The club registered a charity account in July with Shanghai United Foundation (SUF), the first independent public grant-making foundation in the city founded in 2009, in order to help raise funds for Xing Xing Cai.

Exposing them to the outside world

SURF Club has two WeChat groups with around 700 members, and they are currently looking to recruit 100 of them as volunteers.

“We’ve got around 70 at the moment, and we’ve started the training sessions for them,” Voon said.

The volunteers started their training in October at the Aihao Children Rehabilitation Training Center. Volunteers are taught about autism and shown case studies to help them understand the disability, as well as given tips on how to accompany autistic kids as volunteers.

“I am very fortunate to have participated in the volunteer training,” wrote Jin Liang, a SURF volunteer after attending one of the sessions.

“It was after listening to the introduction that I started to understand autistic children more and realize how little I knew about this group beforehand. I hope I can learn more about these children after actually riding with them.”

Yet even with careful preparation, unplanned incidents can sometimes occur.

“We’ve had occasions when the kids don’t listen to instructions, or they fight with each other.
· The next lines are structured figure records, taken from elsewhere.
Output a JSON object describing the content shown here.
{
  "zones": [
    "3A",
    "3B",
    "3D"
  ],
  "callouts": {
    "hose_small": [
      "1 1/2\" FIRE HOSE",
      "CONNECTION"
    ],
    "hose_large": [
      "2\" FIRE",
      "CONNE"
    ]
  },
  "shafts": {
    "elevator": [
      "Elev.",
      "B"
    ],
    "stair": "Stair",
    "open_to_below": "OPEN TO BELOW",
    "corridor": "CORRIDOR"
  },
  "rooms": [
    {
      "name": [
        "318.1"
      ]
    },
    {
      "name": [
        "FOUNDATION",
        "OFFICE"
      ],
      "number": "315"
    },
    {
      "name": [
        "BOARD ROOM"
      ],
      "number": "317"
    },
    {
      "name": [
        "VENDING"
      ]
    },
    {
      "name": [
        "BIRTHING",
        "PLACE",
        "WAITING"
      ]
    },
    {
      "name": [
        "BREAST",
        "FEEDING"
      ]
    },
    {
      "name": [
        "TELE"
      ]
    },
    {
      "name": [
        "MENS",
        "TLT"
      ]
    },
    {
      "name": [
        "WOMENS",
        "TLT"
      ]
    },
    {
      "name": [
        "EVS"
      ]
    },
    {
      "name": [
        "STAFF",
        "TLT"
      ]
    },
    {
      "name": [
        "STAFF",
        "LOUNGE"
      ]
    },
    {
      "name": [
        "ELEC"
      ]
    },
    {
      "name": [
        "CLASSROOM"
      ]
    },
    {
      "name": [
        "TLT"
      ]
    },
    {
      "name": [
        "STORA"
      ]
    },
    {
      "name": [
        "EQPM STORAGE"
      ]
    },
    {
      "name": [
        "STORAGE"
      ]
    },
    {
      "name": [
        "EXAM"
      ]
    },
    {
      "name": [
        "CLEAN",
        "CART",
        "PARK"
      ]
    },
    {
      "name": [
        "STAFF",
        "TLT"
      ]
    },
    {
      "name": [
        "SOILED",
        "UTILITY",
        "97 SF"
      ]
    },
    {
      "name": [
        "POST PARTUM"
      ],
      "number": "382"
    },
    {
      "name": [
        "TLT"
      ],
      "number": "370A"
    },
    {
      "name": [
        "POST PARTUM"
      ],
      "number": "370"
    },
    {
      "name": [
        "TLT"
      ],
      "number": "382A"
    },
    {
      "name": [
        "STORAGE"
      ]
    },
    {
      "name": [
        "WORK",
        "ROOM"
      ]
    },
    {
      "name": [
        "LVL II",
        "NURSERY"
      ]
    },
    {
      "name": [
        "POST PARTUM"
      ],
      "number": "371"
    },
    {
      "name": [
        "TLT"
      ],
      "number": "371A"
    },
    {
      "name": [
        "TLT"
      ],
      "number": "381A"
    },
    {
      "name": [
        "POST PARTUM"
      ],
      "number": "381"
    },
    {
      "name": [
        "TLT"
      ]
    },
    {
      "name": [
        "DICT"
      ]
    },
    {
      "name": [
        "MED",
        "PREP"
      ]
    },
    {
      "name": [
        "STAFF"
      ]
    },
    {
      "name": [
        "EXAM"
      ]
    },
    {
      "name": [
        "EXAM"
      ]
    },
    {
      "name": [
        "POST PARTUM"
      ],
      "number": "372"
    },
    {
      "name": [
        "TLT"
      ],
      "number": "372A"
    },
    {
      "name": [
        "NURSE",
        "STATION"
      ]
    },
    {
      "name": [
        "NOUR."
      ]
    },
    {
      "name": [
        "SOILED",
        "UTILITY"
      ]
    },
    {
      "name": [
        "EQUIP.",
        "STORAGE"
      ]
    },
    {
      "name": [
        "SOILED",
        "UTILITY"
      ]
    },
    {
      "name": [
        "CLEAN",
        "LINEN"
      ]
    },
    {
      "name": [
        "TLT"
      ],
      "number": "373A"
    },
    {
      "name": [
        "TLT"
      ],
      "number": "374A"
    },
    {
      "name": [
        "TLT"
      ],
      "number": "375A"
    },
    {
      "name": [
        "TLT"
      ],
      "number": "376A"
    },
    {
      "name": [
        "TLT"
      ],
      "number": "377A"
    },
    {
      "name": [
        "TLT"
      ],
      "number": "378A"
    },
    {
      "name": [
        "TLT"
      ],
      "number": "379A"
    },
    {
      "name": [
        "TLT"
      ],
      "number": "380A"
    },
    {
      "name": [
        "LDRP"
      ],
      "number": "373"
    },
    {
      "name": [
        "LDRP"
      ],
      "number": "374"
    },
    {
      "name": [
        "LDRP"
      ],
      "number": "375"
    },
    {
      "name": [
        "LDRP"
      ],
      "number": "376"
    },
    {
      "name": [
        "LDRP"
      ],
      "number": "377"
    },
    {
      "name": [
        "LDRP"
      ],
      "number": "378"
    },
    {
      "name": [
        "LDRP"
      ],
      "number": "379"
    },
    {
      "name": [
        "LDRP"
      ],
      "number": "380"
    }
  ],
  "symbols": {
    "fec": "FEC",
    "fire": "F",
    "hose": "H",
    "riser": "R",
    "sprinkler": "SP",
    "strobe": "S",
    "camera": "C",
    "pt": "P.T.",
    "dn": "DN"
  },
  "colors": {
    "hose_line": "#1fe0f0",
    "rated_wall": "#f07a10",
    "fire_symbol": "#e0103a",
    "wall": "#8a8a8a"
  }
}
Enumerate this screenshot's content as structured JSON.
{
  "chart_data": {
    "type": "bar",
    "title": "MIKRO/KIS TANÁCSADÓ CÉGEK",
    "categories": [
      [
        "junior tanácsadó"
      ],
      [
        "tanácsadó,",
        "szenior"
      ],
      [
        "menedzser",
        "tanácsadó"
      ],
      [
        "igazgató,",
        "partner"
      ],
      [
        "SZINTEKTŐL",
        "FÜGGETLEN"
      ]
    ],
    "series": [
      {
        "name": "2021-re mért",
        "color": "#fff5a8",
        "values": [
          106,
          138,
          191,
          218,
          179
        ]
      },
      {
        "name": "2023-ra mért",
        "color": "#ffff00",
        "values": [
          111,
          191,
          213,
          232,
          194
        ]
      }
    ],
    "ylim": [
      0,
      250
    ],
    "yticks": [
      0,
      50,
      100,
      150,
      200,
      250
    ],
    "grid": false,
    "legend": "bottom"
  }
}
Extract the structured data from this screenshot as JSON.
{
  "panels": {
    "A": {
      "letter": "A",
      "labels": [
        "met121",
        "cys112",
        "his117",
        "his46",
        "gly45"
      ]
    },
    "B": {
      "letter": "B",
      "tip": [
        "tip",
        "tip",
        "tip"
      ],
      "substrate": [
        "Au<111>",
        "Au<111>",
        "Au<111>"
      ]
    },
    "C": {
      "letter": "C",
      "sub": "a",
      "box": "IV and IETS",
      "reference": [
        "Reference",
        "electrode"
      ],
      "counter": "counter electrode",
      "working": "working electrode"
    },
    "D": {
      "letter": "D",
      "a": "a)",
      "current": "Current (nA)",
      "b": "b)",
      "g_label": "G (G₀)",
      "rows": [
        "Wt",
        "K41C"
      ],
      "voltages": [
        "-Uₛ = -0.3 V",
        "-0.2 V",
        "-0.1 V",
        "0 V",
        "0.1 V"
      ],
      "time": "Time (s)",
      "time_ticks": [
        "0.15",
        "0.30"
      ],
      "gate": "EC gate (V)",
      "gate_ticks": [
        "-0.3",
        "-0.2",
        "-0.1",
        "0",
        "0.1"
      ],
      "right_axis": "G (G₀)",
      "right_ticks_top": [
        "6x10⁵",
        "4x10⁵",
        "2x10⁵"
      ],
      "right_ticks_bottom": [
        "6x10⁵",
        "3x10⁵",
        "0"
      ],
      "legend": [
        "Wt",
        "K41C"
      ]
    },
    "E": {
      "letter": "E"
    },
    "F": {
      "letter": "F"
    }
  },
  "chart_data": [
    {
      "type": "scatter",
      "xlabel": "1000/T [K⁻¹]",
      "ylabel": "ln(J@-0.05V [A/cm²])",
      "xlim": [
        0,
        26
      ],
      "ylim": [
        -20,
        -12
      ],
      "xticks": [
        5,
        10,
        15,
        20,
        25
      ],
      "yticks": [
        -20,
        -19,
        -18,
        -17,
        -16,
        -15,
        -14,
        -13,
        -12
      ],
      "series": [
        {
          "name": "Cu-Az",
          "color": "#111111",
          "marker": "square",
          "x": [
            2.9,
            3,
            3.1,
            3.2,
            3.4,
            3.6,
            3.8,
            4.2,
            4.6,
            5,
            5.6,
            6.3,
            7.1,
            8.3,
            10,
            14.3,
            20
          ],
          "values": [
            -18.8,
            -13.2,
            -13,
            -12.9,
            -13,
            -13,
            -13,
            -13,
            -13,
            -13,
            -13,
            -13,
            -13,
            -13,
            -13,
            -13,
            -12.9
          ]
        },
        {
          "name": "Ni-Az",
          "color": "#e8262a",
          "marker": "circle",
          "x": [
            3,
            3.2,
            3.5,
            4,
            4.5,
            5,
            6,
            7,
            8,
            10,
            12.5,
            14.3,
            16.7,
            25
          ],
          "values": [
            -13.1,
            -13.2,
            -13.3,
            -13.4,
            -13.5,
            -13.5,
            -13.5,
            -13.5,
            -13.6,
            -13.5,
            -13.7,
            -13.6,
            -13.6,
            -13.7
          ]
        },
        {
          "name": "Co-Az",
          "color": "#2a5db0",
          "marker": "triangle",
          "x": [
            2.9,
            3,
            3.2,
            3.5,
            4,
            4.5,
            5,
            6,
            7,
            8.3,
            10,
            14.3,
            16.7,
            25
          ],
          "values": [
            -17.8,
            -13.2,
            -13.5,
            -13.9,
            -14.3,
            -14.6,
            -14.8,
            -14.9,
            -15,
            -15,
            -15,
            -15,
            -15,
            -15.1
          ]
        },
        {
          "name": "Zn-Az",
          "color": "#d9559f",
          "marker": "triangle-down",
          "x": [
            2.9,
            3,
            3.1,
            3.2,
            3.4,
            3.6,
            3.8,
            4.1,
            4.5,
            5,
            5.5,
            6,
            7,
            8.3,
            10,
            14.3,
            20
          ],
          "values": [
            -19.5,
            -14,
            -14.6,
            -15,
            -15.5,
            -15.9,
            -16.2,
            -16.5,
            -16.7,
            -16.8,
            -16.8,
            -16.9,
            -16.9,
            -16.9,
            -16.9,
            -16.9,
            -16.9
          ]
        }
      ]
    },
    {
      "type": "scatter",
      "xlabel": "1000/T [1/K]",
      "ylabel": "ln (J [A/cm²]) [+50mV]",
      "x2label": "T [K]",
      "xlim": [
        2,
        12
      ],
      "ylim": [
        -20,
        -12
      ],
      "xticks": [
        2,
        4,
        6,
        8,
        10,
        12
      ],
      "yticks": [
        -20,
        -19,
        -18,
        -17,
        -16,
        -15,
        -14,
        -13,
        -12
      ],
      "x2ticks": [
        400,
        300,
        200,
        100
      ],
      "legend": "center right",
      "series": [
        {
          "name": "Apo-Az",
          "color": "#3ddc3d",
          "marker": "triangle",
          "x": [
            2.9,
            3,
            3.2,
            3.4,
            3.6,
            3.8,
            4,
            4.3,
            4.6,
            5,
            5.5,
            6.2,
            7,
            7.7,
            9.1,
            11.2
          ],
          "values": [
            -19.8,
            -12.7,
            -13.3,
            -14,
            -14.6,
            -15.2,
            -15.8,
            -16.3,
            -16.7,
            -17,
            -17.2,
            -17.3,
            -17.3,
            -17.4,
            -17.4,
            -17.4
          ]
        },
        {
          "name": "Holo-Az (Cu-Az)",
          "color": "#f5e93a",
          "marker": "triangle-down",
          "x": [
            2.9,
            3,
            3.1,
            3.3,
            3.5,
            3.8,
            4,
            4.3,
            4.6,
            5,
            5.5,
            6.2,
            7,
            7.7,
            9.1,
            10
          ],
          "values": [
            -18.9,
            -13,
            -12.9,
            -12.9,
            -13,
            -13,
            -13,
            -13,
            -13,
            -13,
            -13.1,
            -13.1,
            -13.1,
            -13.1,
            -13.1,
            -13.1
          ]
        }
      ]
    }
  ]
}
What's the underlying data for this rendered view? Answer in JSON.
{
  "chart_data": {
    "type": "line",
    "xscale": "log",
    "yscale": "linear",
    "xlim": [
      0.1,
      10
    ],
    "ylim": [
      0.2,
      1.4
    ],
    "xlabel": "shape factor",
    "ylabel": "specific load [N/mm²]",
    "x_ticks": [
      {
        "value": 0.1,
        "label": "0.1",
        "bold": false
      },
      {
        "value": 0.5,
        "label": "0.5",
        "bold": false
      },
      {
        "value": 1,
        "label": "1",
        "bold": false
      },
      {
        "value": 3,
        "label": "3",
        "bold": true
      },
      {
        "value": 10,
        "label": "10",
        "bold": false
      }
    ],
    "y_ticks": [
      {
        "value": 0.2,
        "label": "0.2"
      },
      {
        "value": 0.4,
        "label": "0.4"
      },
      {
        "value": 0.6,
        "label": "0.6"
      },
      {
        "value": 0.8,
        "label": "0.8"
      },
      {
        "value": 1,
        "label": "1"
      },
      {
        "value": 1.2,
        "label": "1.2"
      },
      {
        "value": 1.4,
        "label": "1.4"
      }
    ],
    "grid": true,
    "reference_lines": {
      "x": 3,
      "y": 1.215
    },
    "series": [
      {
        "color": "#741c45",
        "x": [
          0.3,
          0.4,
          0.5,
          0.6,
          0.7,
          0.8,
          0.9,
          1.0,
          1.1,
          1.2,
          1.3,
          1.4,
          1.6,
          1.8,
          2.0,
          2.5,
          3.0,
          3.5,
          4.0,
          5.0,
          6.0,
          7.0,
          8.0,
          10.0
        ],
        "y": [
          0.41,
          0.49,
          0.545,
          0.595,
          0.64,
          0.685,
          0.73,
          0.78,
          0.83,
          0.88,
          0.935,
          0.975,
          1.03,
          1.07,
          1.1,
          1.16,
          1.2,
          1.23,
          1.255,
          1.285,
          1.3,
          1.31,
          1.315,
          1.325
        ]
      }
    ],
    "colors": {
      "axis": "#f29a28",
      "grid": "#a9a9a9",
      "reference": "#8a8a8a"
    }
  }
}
We usually try to communicate with them unless it gets out of hand, then we’ll let their teachers and parents deal with the situation because they know better than our volunteers do,” Voon explained.

“But it’s also part of the process for them to develop communication skills outside of Xing Xing Cai.”

Through the project, Voon said, the autistic children can stay healthy, communicate with more people outside their own bubbles, and eventually perhaps some of them will find employment.

A children from Xing Xing Cai hugs a SURF volunteer during a cycling event (Photo provided to CDB).

Let the world see them

Xing Xing Cai currently accommodates 185 students ranging from five to 25 years old; most of the students stay there only during the day, while several dozens live on campus. Depending on their situations, the students are divided into different grades, from kindergarten to fourth grade.

STAR Project has two main goals: one is to get more autistic children involved in cycling — and the other is fundraising.

“We raised an initial 50,000 yuan ($7,842) at the beginning of December — 30,000 from our major sponsor, the Polish Joint Stock Shipping Company; and the rest mainly from individual donations,” explained Yu Ting, a leading volunteer at SURF Club who’s in charge of operations for the STAR Project.

“We are definitely looking to continue our fundraising efforts and to raise awareness of more people in this group.”

The fund will be used to sponsor their activities, repair school buildings and classrooms, improve children’s living conditions, purchase materials for classes and help build special sensory rooms designed to deescalate autistic children when their behavior gets out of hand – especially when they try to hurt themselves.

Xing Xing Cai currently functions as a school, a rehabilitation center and a charity house, and it faces increasing demand to provide skills training to some of the older students.

“The reality is that their parents’ biggest worry is who will take care of their children after they’ve gone,” Voon said.

“So our project will also explore ways to match some of the adult students with mild autism to work for charity organizations or businesses that offer a supportive environment.”

First STAR cycling event in December (Photo provided to CDB).